Driving Efficiency: Perry Ellis International’s Supply Chain Success

Now a leading designer, distributor and licensor of men’s and women’s apparel, accessories and fragrances, Perry Ellis International is truly the embodiment of a company born of the American dream. Initially formed as Supreme International in 1967 by Chairman and CEO George Feldenkreis, Perry Ellis International sprang from the mind of a Cuban Jew who had fled Castro’s regime to build a $900 million-plus international company.

“He is a visionary who saw the potential of Asia as a garment source before anyone else did,” Executive Vice President of Global Sourcing Bradley Arkin says. “We opened an office in Beijing in 1989 and were in Vietnam as soon as relations were restored by the late 1990s. To this day, China and Vietnam remain our two largest sources of supply.”

Extensive Footprint

Today, Perry Ellis International is based in Miami and has seven buying offices in five countries. It also has two quality-assurance offices, business offices in London, Ireland, Mexico and Canada, and more than 2,500 employees. The corporation boasts a portfolio of brands that are distributed through multiple channels and focuses mainly on sportswear and casual clothing for niche markets.

“We sell to everyone from Walmart to Neiman Marcus, and we have about 30 brands and make products for multiple licensees,” Arkin says. “We are the largest supplier of men’s golf wear in the U.S. through our own brands, as well as licensee brands. We make men’s sportswear, with Perry Ellis and Original Penguin serving as the jewels in the crown, but we also make ladies dresses and evening wear, men’s and ladies’ activewear and swimwear.”

Like its founder, Perry Ellis International remains highly entrepreneurial. It regularly acquires new brands and entered new product categories, always immersing itself in learning how to design, make and sell the product.

“This entrepreneurial spirit and flexibility is really the foundation of the company and is what has allowed us to continually grow,” Arkin says.

Given the size and scale of its operations, ensuring an efficient supply chain can certainly be a complex undertaking for Perry Ellis International. But the company has taken steps to ensure that its supply chain is as nimble as possible.

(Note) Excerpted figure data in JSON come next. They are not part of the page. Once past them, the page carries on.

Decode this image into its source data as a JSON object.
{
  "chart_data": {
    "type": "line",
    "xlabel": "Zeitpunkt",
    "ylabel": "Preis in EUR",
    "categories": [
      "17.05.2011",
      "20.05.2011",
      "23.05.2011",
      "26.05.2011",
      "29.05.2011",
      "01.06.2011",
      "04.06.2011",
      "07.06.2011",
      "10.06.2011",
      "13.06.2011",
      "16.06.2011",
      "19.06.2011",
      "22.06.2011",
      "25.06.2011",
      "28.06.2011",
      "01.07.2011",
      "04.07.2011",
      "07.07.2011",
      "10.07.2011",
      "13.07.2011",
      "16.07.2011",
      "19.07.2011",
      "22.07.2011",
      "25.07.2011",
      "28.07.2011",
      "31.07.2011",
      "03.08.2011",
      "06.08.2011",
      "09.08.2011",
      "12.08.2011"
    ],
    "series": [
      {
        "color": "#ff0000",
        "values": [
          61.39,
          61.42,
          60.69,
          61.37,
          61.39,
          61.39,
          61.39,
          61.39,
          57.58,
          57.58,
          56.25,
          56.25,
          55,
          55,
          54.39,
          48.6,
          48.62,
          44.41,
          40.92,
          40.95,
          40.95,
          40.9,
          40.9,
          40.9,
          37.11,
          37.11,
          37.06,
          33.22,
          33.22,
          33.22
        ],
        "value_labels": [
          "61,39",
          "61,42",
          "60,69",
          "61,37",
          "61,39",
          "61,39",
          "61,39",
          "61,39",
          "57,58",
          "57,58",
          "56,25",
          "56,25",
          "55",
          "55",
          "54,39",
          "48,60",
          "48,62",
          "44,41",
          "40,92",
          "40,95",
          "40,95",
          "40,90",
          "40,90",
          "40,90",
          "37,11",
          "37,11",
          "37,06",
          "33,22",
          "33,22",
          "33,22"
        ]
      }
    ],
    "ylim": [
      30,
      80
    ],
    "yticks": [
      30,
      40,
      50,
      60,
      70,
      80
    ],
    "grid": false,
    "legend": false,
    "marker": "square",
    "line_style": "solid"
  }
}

Today, the company has a 10-person team in China that helped develop an in-house product lifecycle management (PLM) system. PLM incorporates the entire life cycle of its products from initial fabric selection all the way through inputting garment and fabric testing and quality audit results. Perry Ellis International also trained an individual at its Miami office and moved him to Asia, where he constantly meets with offices and agents to iron out issues and tweak the system to make it more user-friendly and efficient.

“We have a team in the U.S. and Asia dedicated to PLM training that takes place in-house, as well as with our factories, offices and agents,” Arkin says.

Seeking Improvement

Always looking for ways to streamline its design, merchandising and production cycle, the company has done everything from paring down its design calendar time frame and making samples faster, to getting faster approvals on colors, trims and samples. In fact, Perry Ellis International brought in a consulting company within the last year, and spent nearly half a year analyzing its operations in order to enhance speed to market.

“We eliminated testing that we used to do in Miami and created mini-labs in many overseas offices to do testing at the origin,” Arkin says. “Additionally, we’ve created more sophisticated tech centers in several countries to improve the fit and fit approval time.”

The company also works closely with vendors to train them up. Its quality assurance team spends a lot of time at factory locations to help avoid issues in production and works with factories and sewing operators to show them more efficient ways to operate and avoid quality issues.

“Our fabric development team works with mills at the inception to help them solve potential dyeing or other quality issues,” Arkin says. “We also conduct training for mills’ final fabric audits, explaining what our requirements are and helping to train their teams.”

Other key elements of Perry Ellis International’s supply chain operations include in-house clearance and logistics teams that track all shipments and are always looking at ways to improve transit times. Additionally, its planning team in the United States has helped the company to better plan and forecast sales and purchasing. The company also makes use of video conferencing for technical fitting issues.  Beyond that, it is also regularly building on the strengths of its PLM system.

“In general, our in-house reporting systems are phenomenal and allow us to get clear and precise overviews of where our sourcing and supply chain history has been and where it is going,” Arkin says. “This helps us to reinforce or diminish overseas staffing, determine where to deploy quality assurance measures, and alerts logistics teams on where they need to be focused.”

Having secured a long-term reputation for growth and quality, Perry Ellis International’s success is thanks to the integrity of its founder, which has trickled down throughout the entire company. The company remains committed to quality, product development and on time delivery, and it has no fear of jumping into new opportunities. In the years ahead, an entrepreneurial spirit that shuns layers of bureaucracy will continue to allow the company to make quick decisions and shift strategies as needed.

“We always try to be as proactive as possible and never allow ourselves to get stuck on any pre-conceived ideas or notions that we have formed,” Arkin says. “Our goal is to continually reinvent ourselves by stepping back to look at the ways we are doing things, finding ways to be better, smarter and faster by being open minded about new ideas.”